Sandomierz bridgehead, also known as Sandomierz-Baranów bridgehead (przyczółek baranowsko-sandomierski, Сандомирский плацдарм) was a pocket of resistance created by Red Army's 1st Ukrainian Front in late July 1944 on the left bank of the Vistula River in German-occupied Poland. Located around the towns of Sandomierz and Baranów, it covered roughly 40 by 70 kilometres.

The creation of the bridgehead was one of the final acts of the Lvov–Sandomierz offensive of the Red Army. In the evening of 29 July 1944 elements of the 350th Rifle Division under Major General Grigori Vekhin reached the Vistula River and crossed it near Baranów. The following day a large part of the 13th Army followed into the gap, along with 1st Guards Tank Army. By the end of the day the bridgehead was expanded to a strip of land 12 by 8 kilometres. Simultaneously, elements of the 3rd Guards Army created a new bridgehead across the Vistula near Annopol, some 60 km downstream.

The Wehrmacht started a massive counter-attack on 1 August 1944 by a pincer movement from Mielec and Tarnobrzeg. After several days of heavy fighting, the Soviet 33rd Rifle Corps and 9th Mechanized Corps pushed the German forces back and threw them out of Tarnobrzeg by 6 August.

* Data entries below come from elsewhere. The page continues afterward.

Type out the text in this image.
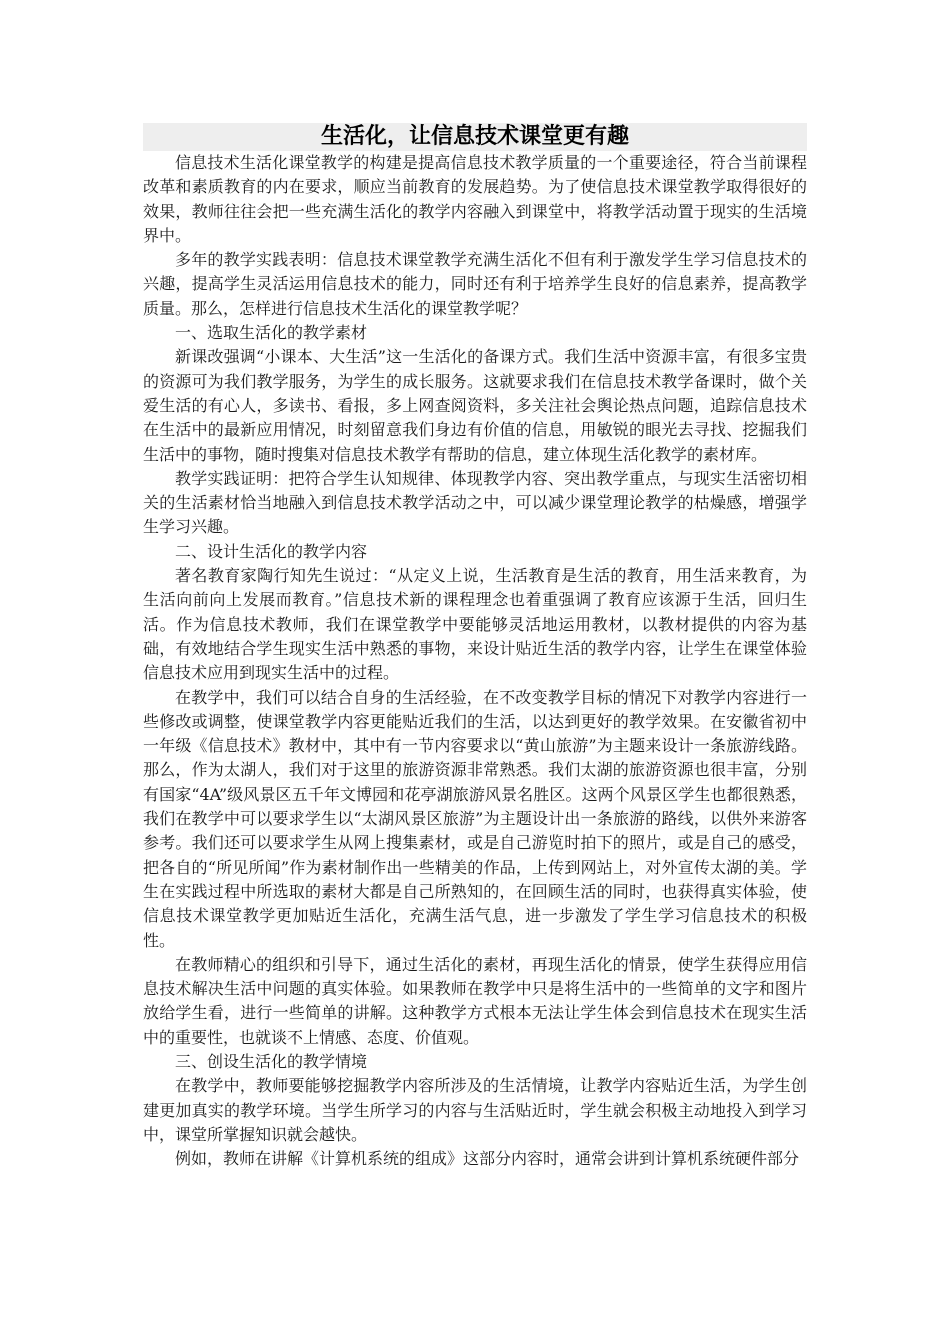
生活化，让信息技术课堂更有趣

信息技术生活化课堂教学的构建是提高信息技术教学质量的一个重要途径，符合当前课程改革和素质教育的内在要求，顺应当前教育的发展趋势。为了使信息技术课堂教学取得很好的效果，教师往往会把一些充满生活化的教学内容融入到课堂中，将教学活动置于现实的生活境界中。

多年的教学实践表明：信息技术课堂教学充满生活化不但有利于激发学生学习信息技术的兴趣，提高学生灵活运用信息技术的能力，同时还有利于培养学生良好的信息素养，提高教学质量。那么，怎样进行信息技术生活化的课堂教学呢？

一、选取生活化的教学素材

新课改强调“小课本、大生活”这一生活化的备课方式。我们生活中资源丰富，有很多宝贵的资源可为我们教学服务，为学生的成长服务。这就要求我们在信息技术教学备课时，做个关爱生活的有心人，多读书、看报，多上网查阅资料，多关注社会舆论热点问题，追踪信息技术在生活中的最新应用情况，时刻留意我们身边有价值的信息，用敏锐的眼光去寻找、挖掘我们生活中的事物，随时搜集对信息技术教学有帮助的信息，建立体现生活化教学的素材库。

教学实践证明：把符合学生认知规律、体现教学内容、突出教学重点，与现实生活密切相关的生活素材恰当地融入到信息技术教学活动之中，可以减少课堂理论教学的枯燥感，增强学生学习兴趣。

二、设计生活化的教学内容

著名教育家陶行知先生说过：“从定义上说，生活教育是生活的教育，用生活来教育，为生活向前向上发展而教育。”信息技术新的课程理念也着重强调了教育应该源于生活，回归生活。作为信息技术教师，我们在课堂教学中要能够灵活地运用教材，以教材提供的内容为基础，有效地结合学生现实生活中熟悉的事物，来设计贴近生活的教学内容，让学生在课堂体验信息技术应用到现实生活中的过程。

在教学中，我们可以结合自身的生活经验，在不改变教学目标的情况下对教学内容进行一些修改或调整，使课堂教学内容更能贴近我们的生活，以达到更好的教学效果。在安徽省初中一年级《信息技术》教材中，其中有一节内容要求以“黄山旅游”为主题来设计一条旅游线路。那么，作为太湖人，我们对于这里的旅游资源非常熟悉。我们太湖的旅游资源也很丰富，分别有国家“4A”级风景区五千年文博园和花亭湖旅游风景名胜区。这两个风景区学生也都很熟悉，我们在教学中可以要求学生以“太湖风景区旅游”为主题设计出一条旅游的路线，以供外来游客参考。我们还可以要求学生从网上搜集素材，或是自己游览时拍下的照片，或是自己的感受，把各自的“所见所闻”作为素材制作出一些精美的作品，上传到网站上，对外宣传太湖的美。学生在实践过程中所选取的素材大都是自己所熟知的，在回顾生活的同时，也获得真实体验，使信息技术课堂教学更加贴近生活化，充满生活气息，进一步激发了学生学习信息技术的积极性。

在教师精心的组织和引导下，通过生活化的素材，再现生活化的情景，使学生获得应用信息技术解决生活中问题的真实体验。如果教师在教学中只是将生活中的一些简单的文字和图片放给学生看，进行一些简单的讲解。这种教学方式根本无法让学生体会到信息技术在现实生活中的重要性，也就谈不上情感、态度、价值观。

三、创设生活化的教学情境

在教学中，教师要能够挖掘教学内容所涉及的生活情境，让教学内容贴近生活，为学生创建更加真实的教学环境。当学生所学习的内容与生活贴近时，学生就会积极主动地投入到学习中，课堂所掌握知识就会越快。

例如，教师在讲解《计算机系统的组成》这部分内容时，通常会讲到计算机系统硬件部分
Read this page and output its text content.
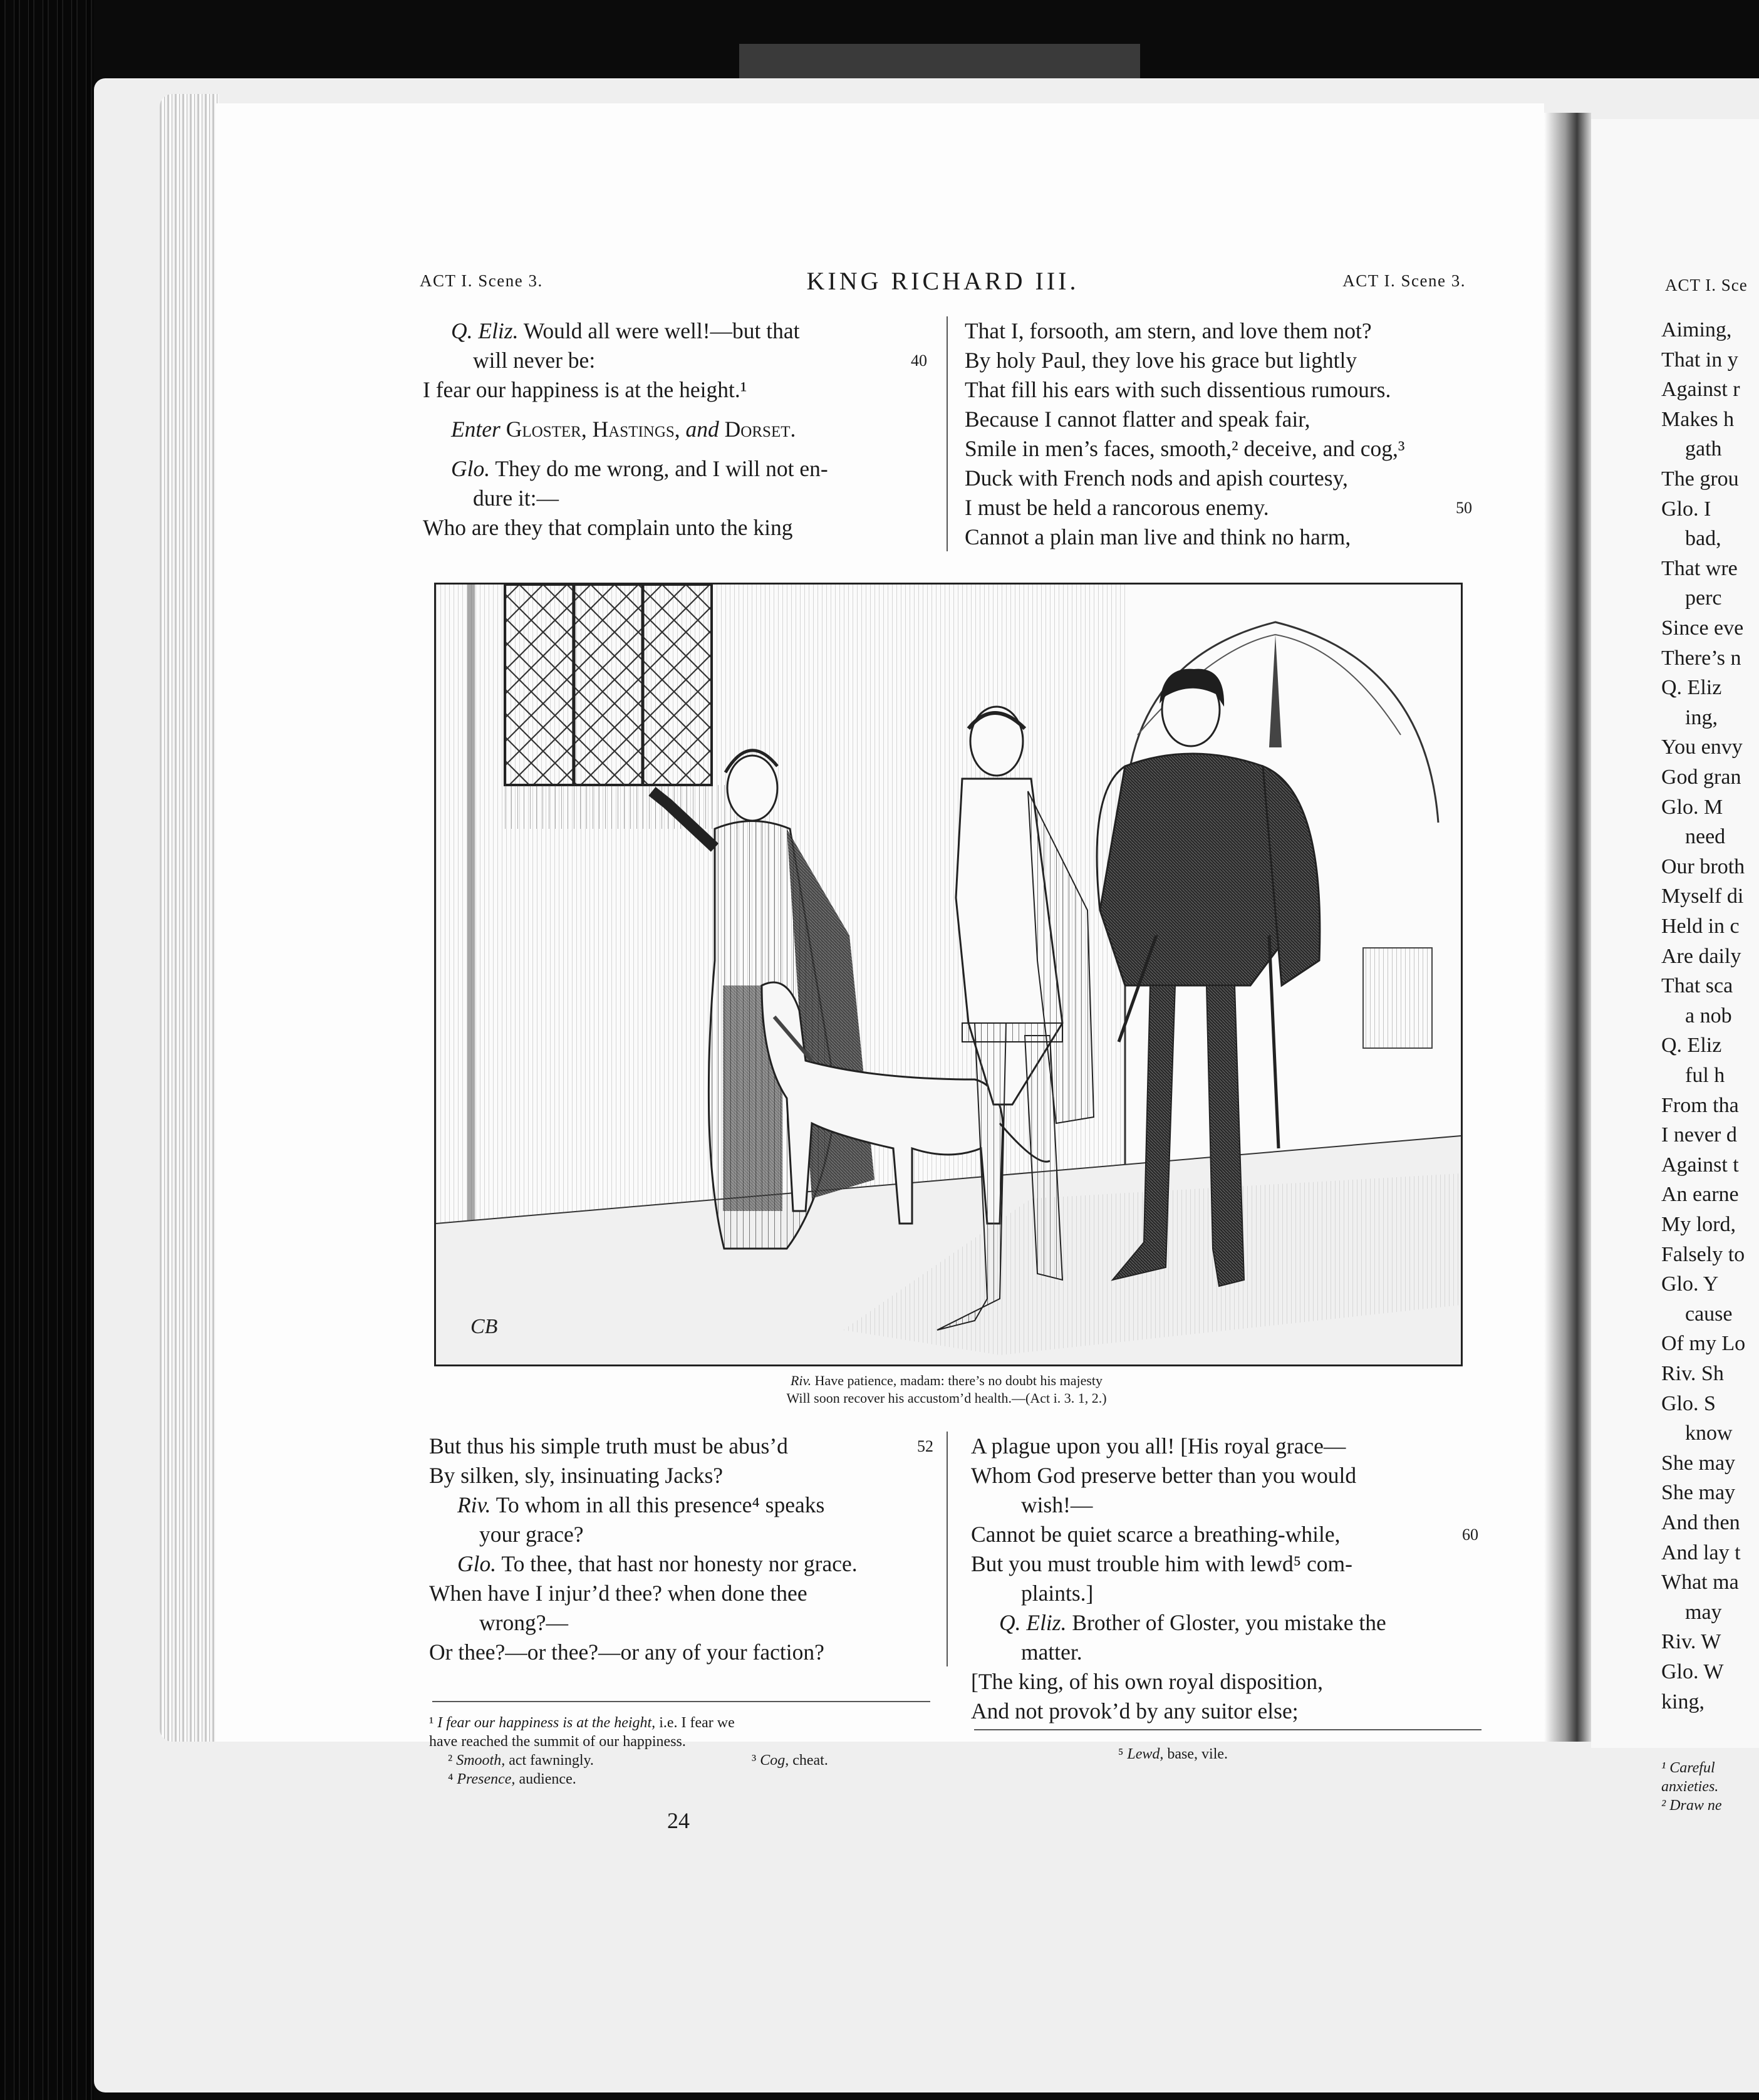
ACT I. Scene 3.	KING RICHARD III.	ACT I. Scene 3.
Q. Eliz. Would all were well!—but that
will never be:	40
I fear our happiness is at the height.¹
Enter Gloster, Hastings, and Dorset.
Glo. They do me wrong, and I will not en-
dure it:—
Who are they that complain unto the king
That I, forsooth, am stern, and love them not?
By holy Paul, they love his grace but lightly
That fill his ears with such dissentious rumours.
Because I cannot flatter and speak fair,
Smile in men’s faces, smooth,² deceive, and cog,³
Duck with French nods and apish courtesy,
I must be held a rancorous enemy.	50
Cannot a plain man live and think no harm,
CB
Riv. Have patience, madam: there’s no doubt his majesty
Will soon recover his accustom’d health.—(Act i. 3. 1, 2.)
But thus his simple truth must be abus’d	52
By silken, sly, insinuating Jacks?
Riv. To whom in all this presence⁴ speaks
your grace?
Glo. To thee, that hast nor honesty nor grace.
When have I injur’d thee? when done thee
wrong?—
Or thee?—or thee?—or any of your faction?
A plague upon you all! [His royal grace—
Whom God preserve better than you would
wish!—
Cannot be quiet scarce a breathing-while,	60
But you must trouble him with lewd⁵ com-
plaints.]
Q. Eliz. Brother of Gloster, you mistake the
matter.
[The king, of his own royal disposition,
And not provok’d by any suitor else;
¹ I fear our happiness is at the height, i.e. I fear we
have reached the summit of our happiness.
² Smooth, act fawningly.	³ Cog, cheat.
⁴ Presence, audience.
⁵ Lewd, base, vile.
24
ACT I. Sce
Aiming,
That in y
Against r
Makes h
gath
The grou
Glo. I
bad,
That wre
perc
Since eve
There’s n
Q. Eliz
ing,
You envy
God gran
Glo. M
need
Our broth
Myself di
Held in c
Are daily
That sca
a nob
Q. Eliz
ful h
From tha
I never d
Against t
An earne
My lord,
Falsely to
Glo. Y
cause
Of my Lo
Riv. Sh
Glo. S
know
She may
She may
And then
And lay t
What ma
may
Riv. W
Glo. W
king,
¹ Careful
anxieties.
² Draw ne
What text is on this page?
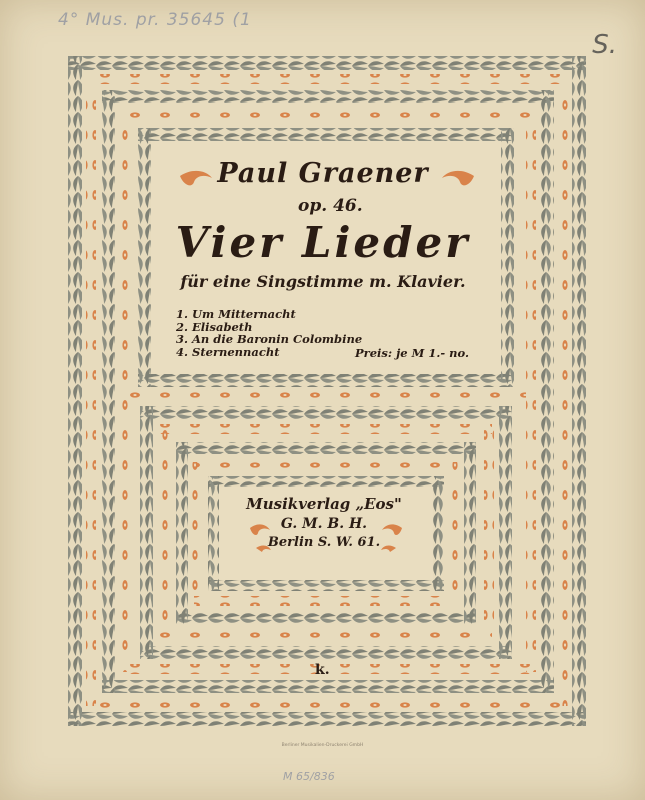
4° Mus. pr. 35645 (1
S.
M 65/836
Paul Graener
op. 46.
Vier Lieder
für eine Singstimme m. Klavier.
1. Um Mitternacht
2. Elisabeth
3. An die Baronin Colombine
4. Sternennacht	Preis: je M 1.- no.
Musikverlag „Eos"
G. M. B. H.
Berlin S. W. 61.
k.
Berliner Musikalien-Druckerei GmbH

On 11 August the Germans started yet another counter-attack, this time from Szydłów intending to cut the Soviet units from the river. However, the German offensive came to a standstill after three days, and on 14 August the Soviets started a push from the direction of Klimontów and a small bridgehead near Zawichost towards the north. The Soviet attack reached Sandomierz, but was stopped soon afterwards. By the end of the month both sides dug, unable to mount further offensive movements, and went on defence. The front stabilised until 7 January 1945, when the Vistula–Oder offensive started.

== Remembrance ==
In Opatów, soldiers from the 6th Army of the 1st Ukrainian Front are buried, about 6,000 of whom died in the fighting in the Opatów area. They are buried in 32 mass graves. In Sandomierz, 11,451 soldiers of the Red Army are buried, who died in the fighting to capture the city in July 1944, and in various other towns in the vicinity of Sandomierz. Soldiers from the 1st, 3rd and 4th Guards Tank Armies and the 6th, 13th and 59th Armies of the 1st Ukrainian Front are buried there. The cemetery also contains the grave of Colonel Vasyl Skopenko and Bulgarian citizen Karlo Szabanski. The cemetery in Stopnica is home to 1,892 Soviet soldiers who died in the fighting for Stopnica and those who died in the vicinity of Łubnice. The bodies of those killed in the fights for Stopnica were transferred from Łubnice to the cemetery in Stopnica in 1946.